Borussia Dortmund macht in diesem Jahr bereits früh seine Hausaufgaben auf dem Transfermarkt. Die Verträge mit den Schlüsselspielern Felix Nmecha und Nico Schlotterbeck wurden beide verlängert, dazu sind auch die Verpflichtungen von Justin Lerma und Kaua Prates bereits unter Dach und Fach.
Der BVB geht also deutlich umsichtiger vor als noch im letzten Sommer, wo viele Neuzugänge erst kurz vor dem Ende des Transferfensters kamen. Und es ist noch nicht aller Tage Abend: Denn neben Lerma und Prates sollen noch ein Innenverteidiger, ein zentraler Mittelfeldspieler und ein Stürmer an die Strobelallee wechseln – und zumindest im Mittelfeld will man sich dabei im obersten Regal bedienen.
Eichhorn nach Dortmund?
Die Bild berichtet nämlich, dass der BVB ins Rennen um Kennet Eichhorn eingestiegen ist.

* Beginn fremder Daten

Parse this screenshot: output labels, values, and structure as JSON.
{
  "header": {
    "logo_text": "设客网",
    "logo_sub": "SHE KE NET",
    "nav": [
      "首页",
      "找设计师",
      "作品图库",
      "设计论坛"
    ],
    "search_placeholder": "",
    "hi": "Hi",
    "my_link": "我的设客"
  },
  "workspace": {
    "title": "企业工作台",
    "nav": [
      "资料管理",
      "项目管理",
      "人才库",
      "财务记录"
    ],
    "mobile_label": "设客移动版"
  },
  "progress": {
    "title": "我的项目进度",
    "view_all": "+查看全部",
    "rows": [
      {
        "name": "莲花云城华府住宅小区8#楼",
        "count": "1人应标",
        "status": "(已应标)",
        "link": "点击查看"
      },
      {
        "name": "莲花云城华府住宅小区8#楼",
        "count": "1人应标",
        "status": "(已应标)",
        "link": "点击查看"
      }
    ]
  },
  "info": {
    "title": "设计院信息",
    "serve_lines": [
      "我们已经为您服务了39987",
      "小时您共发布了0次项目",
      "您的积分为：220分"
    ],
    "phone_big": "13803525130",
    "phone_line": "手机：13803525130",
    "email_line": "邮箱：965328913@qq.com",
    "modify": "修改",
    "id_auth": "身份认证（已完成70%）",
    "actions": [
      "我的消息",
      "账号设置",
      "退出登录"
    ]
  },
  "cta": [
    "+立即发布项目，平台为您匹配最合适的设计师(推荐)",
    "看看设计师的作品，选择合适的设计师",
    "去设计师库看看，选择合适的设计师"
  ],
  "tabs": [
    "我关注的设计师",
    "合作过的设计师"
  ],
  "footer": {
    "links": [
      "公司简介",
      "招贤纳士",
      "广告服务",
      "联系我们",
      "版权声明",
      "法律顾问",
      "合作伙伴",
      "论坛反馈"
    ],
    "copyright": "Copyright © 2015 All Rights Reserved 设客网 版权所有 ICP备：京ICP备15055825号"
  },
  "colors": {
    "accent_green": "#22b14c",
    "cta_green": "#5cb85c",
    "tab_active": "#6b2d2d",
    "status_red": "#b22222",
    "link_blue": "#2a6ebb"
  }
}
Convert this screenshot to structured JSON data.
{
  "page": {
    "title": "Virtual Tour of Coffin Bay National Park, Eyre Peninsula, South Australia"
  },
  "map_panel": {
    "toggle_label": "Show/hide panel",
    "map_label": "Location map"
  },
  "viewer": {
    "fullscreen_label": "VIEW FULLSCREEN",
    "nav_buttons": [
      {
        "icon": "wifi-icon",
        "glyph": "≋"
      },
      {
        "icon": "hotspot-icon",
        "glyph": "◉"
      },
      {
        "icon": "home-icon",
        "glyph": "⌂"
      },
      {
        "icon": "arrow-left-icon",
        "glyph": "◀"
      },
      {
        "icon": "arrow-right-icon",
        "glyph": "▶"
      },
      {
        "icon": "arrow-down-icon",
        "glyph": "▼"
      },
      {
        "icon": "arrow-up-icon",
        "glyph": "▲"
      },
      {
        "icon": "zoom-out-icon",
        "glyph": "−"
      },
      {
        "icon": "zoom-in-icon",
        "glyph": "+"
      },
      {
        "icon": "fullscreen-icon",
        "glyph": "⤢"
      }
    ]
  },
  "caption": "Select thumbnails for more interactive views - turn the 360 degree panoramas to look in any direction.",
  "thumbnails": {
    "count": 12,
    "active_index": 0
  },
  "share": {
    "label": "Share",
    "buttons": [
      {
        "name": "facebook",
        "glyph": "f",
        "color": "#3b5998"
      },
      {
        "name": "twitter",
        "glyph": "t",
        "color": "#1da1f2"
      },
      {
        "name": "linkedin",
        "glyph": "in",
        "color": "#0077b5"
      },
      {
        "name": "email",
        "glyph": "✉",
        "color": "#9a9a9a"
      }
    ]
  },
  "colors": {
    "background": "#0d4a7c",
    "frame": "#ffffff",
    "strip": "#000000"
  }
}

Der 16-Jährige von Hertha BSC gilt als das größte Talent in Deutschland und wird von der halben Bundesliga sowie internationalen Top-Klubs gejagt. Unter anderem Bayern München, RB Leipzig, Paris Saint-Germain und der FC Barcelona haben ihn auf dem Zettel.
Die Schwarz-Gelben haben laut dem Bericht bei Eichhorn "vorgefühlt" und ihr grundsätzliches Interesse an ihm hinterlegt. Zwar will der BVB den eigenen Talenten Mussa Kaba und Enzo Duarte eigentlich zu mehr Spielzeit verhelfen, Eichhorn sei jedoch auch aufgrund seines enormen Wertsteigerungspotenzials sehr interessant.
Gleichzeitig braucht es durch die Abgänge von Salih Özcan, Pascal Groß und Julian Brandt Spieler, die sofort helfen können – dazu würde Eichhorn trotz seiner erst 16 Jahren zweifelsohne zählen.
Eichhorn passt in die neue BVB-Philosophie
Was Eichhorn neben all diesen Dingen so interessant macht ist die mögliche Ablöse. Seine Ausstiegsklausel soll bei zehn bis zwölf Millionen Euro liegen – angesichts seines Potenzials ein absolutes Schnäppchen.
Mit diesem Preis würde er perfekt ins Budget des BVB passen, der ohne Spielerverkäufe rund 25 Millionen Euro für Transfers ausgeben kann. Er würde auch perfekt in die neue Transferstrategie passen, die der BVB unter Sportdirektor Ole Book fahren will.
Der Fokus soll wieder mehr auf Talenten liegen, Sportvorstand Lars Ricken sagte diesbezüglich gegenüber der Sport Bild: "Wir wollen nun einiges anders machen. Da geht es nicht nur um Kreativität, sondern auch um Schnelligkeit, um Mut und um Aggressivität auf dem Transfermarkt."
Des Weiteren ergänzte er: "Wenn man einen Ausnahmespieler findet, der perfekt ins Profil passt, dann ist ein solcher Transfer selten von der Geschäftsführung abgelehnt worden, selbst wenn er etwas über dem Budget lag."
Eichhorn wäre genau solch ein Ausnahmespieler. Der 16-Jährige will sich mit seiner Entscheidung allerdings noch Zeit lassen. Verständlich, schließlich hat er bei seinem nächsten Klub die Qual der Wahl und der Schritt muss wohlüberlegt sein.